Ou melhor, o conteúdo não surpreendeu, já que a própria empresa anunciara, em agosto do ano passado, ter aprovado proposta de retomada da atividade. Mais recentemente, a presidente da Petrobras, Magda Chambriard, disse que o retorno está previsto no plano de negócios 2026-2030.
A forma como o tema foi tratado pelo ministro da Casa Civil, Rui Costa, porém, deixou às claras o motivo da insistência do governo em voltar a incluir a distribuição no portfólio de negócios da Petrobras: o controle de preços.
Ao dizer que, quando a subsidiária da estatal atuava no segmento, “tínhamos uma referência (de preço)” e que, depois da privatização, o governo percebe “abuso na prática de preços”, Costa praticamente admitiu que a interferência governamental nos combustíveis se estendia do refino à distribuição.
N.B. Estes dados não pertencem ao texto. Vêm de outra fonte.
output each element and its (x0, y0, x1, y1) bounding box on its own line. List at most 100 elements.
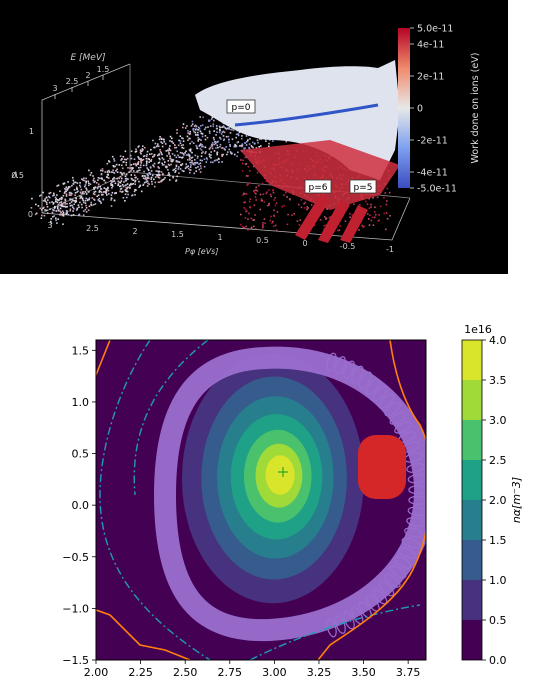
scatter-point (310, 204, 313, 206)
scatter-point (137, 162, 139, 164)
scatter-point (231, 138, 234, 140)
scatter-point (313, 224, 316, 227)
scatter-point (153, 178, 155, 181)
scatter-point (366, 213, 369, 215)
scatter-point (108, 169, 110, 172)
scatter-point (165, 166, 168, 169)
colorbar-3d (398, 28, 410, 188)
scatter-point (205, 126, 207, 129)
scatter-point (145, 157, 148, 160)
scatter-point (225, 135, 228, 138)
scatter-point (168, 152, 170, 154)
scatter-point (62, 223, 64, 225)
scatter-point (70, 194, 72, 196)
scatter-point (134, 151, 137, 153)
scatter-point (170, 158, 173, 161)
scatter-point (151, 174, 154, 177)
scatter-point (175, 156, 178, 159)
scatter-point (52, 202, 55, 204)
scatter-point (57, 205, 59, 208)
scatter-point (213, 150, 216, 152)
scatter-point (140, 160, 142, 163)
scatter-point (182, 123, 185, 125)
scatter-point (78, 213, 81, 216)
scatter-point (126, 190, 129, 193)
scatter-point (140, 159, 142, 161)
scatter-point (94, 193, 96, 196)
scatter-point (46, 212, 49, 214)
scatter-point (385, 212, 388, 214)
scatter-point (73, 181, 75, 183)
scatter-point (197, 128, 199, 131)
scatter-point (218, 161, 220, 163)
scatter-point (131, 183, 133, 185)
scatter-point (254, 214, 256, 216)
scatter-point (180, 144, 183, 147)
scatter-point (187, 165, 189, 167)
scatter-point (228, 141, 230, 143)
scatter-point (152, 156, 154, 158)
scatter-point (130, 183, 132, 186)
orbit-ripple (407, 506, 426, 517)
scatter-point (185, 154, 188, 156)
annotation-p5-text: p=5 (354, 183, 373, 193)
scatter-point (153, 154, 156, 156)
y-tick-label: 0.5 (11, 171, 24, 180)
scatter-point (141, 148, 144, 150)
scatter-point (85, 207, 88, 209)
scatter-point (157, 176, 160, 178)
scatter-point (108, 171, 111, 173)
scatter3d-panel: p=0 p=6 p=5 E [MeV] 3 2.5 2 1.5 Λ 1 0.5 0 Pφ … (0, 0, 508, 274)
orbit-ripple (326, 618, 337, 638)
scatter-point (88, 197, 91, 199)
scatter-point (145, 179, 148, 181)
scatter-point (69, 199, 72, 201)
scatter-point (194, 162, 196, 164)
scatter-point (134, 176, 137, 179)
scatter-point (150, 158, 153, 161)
scatter-point (146, 173, 149, 176)
scatter-point (48, 192, 51, 195)
scatter-point (195, 167, 197, 169)
scatter-point (184, 167, 187, 170)
scatter-point (84, 202, 87, 204)
x-axis-label: Pφ [eVs] (185, 247, 218, 256)
scatter-point (266, 191, 269, 193)
scatter-point (43, 214, 46, 217)
scatter-point (344, 220, 347, 222)
scatter-point (121, 184, 124, 186)
scatter-point (168, 153, 170, 155)
scatter-point (304, 201, 307, 204)
scatter-point (34, 213, 37, 216)
scatter-point (135, 164, 138, 167)
scatter-point (261, 182, 264, 185)
scatter-point (48, 196, 51, 199)
scatter-point (45, 201, 48, 204)
scatter-point (351, 214, 353, 216)
scatter-point (169, 179, 171, 181)
scatter-point (161, 157, 164, 159)
scatter-point (72, 207, 75, 210)
scatter-point (97, 177, 100, 179)
scatter-point (274, 224, 277, 227)
scatter-point (223, 138, 225, 141)
scatter-point (93, 198, 95, 201)
scatter-point (216, 159, 218, 161)
scatter-point (111, 181, 113, 183)
scatter-point (59, 214, 61, 216)
scatter-point (61, 214, 64, 217)
scatter-point (165, 165, 167, 168)
scatter-point (252, 146, 254, 149)
scatter-point (52, 194, 54, 197)
scatter-point (88, 182, 90, 184)
scatter-point (162, 174, 164, 176)
scatter-point (134, 183, 136, 185)
scatter-point (59, 190, 61, 192)
orbit-ripple (408, 484, 426, 495)
scatter-point (221, 131, 224, 133)
scatter-point (160, 171, 163, 173)
scatter-point (200, 125, 202, 127)
scatter-point (72, 179, 75, 182)
scatter-point (95, 182, 98, 184)
scatter-point (63, 201, 65, 204)
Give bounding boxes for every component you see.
Ou seja, o que antes ficava implícito nas gestões lulopetistas é agora admitido como prática normal.
O ministro também argumenta que a fatia da estatal era pequena, o que é pura balela. De fato, a participação da BR Distribuidora era de pouco mais de 30%, mas em um mercado onde atuavam mais de 200 empresas, dos mais diversos portes, e no qual a Petrobras era líder absoluta, com uma rede de mais de 8 mil postos de bandeira BR pelo país. Não era uma participação modesta. Ao contrário, era relevante o suficiente para ditar a formação de preços.
Preços que, saliente-se, deixaram de ser legalmente controlados pelo governo em 2002, depois de um processo gradual de abertura que durou cinco anos até o livre comércio de gasolina, diesel e GLP nas refinarias e nos postos de combustíveis – uma liberação que funciona mais em teoria do que na prática, já que a Petrobras, por deter quase toda a capacidade de refino nacional, exerce influência inquestionável na formação de preços.
Como se trata de uma empresa de economia mista, isto é, com a maior parte do capital privado, mas sob o controle da União, a interferência estatal nos preços é mais ou menos intensa, de acordo com o governo de plantão. No caso do lulopetismo, a forte ingerência é preocupação constante entre os acionistas privados.
O congelamento de preços de combustíveis por um período prolongado na desastrosa gestão da petista Dilma Rousseff deflagrou a pior crise financeira da Petrobras. Dilma gostava de congelamentos: depois de baratear os combustíveis na marra, segurou também os preços das contas de luz por cerca de dois anos. O resultado de tudo, como se sabe, foi recessão e uma conta ainda mais salgada para o contribuinte.
A deterioração do caixa e os casos de corrupção fizeram a Petrobras passar por uma completa reformulação. Por um curto período, a blindagem funcionou, mas, a partir de 2023, de novo sob Lula, mudanças no estatuto afrouxaram regras importantes de governança. Agora, numa campanha eleitoral antecipada, a Petrobras volta à berlinda.
O ministro de Minas e Energia, Alexandre Silveira, chegou a chamar de “crime de lesa-pátria” a venda da BR Distribuidora. Não fosse o acordo de não concorrência assinado pela Petrobras à época da venda da distribuidora, que deu à empresa privatizada o direito de usar a marca até 2029, a gestão lulopetista já teria iniciado a retomada do controle.
Ainda que as incertezas da guerra de Estados Unidos e Israel no Irã justifiquem medidas extraordinárias para garantir o suprimento de combustíveis, ultrapassar o limite da emergência para instalar um controle populista de preços é aposta obviamente perigosa, como mostram os inúmeros desastres do passado – que Lula, obviamente, prefere ignorar.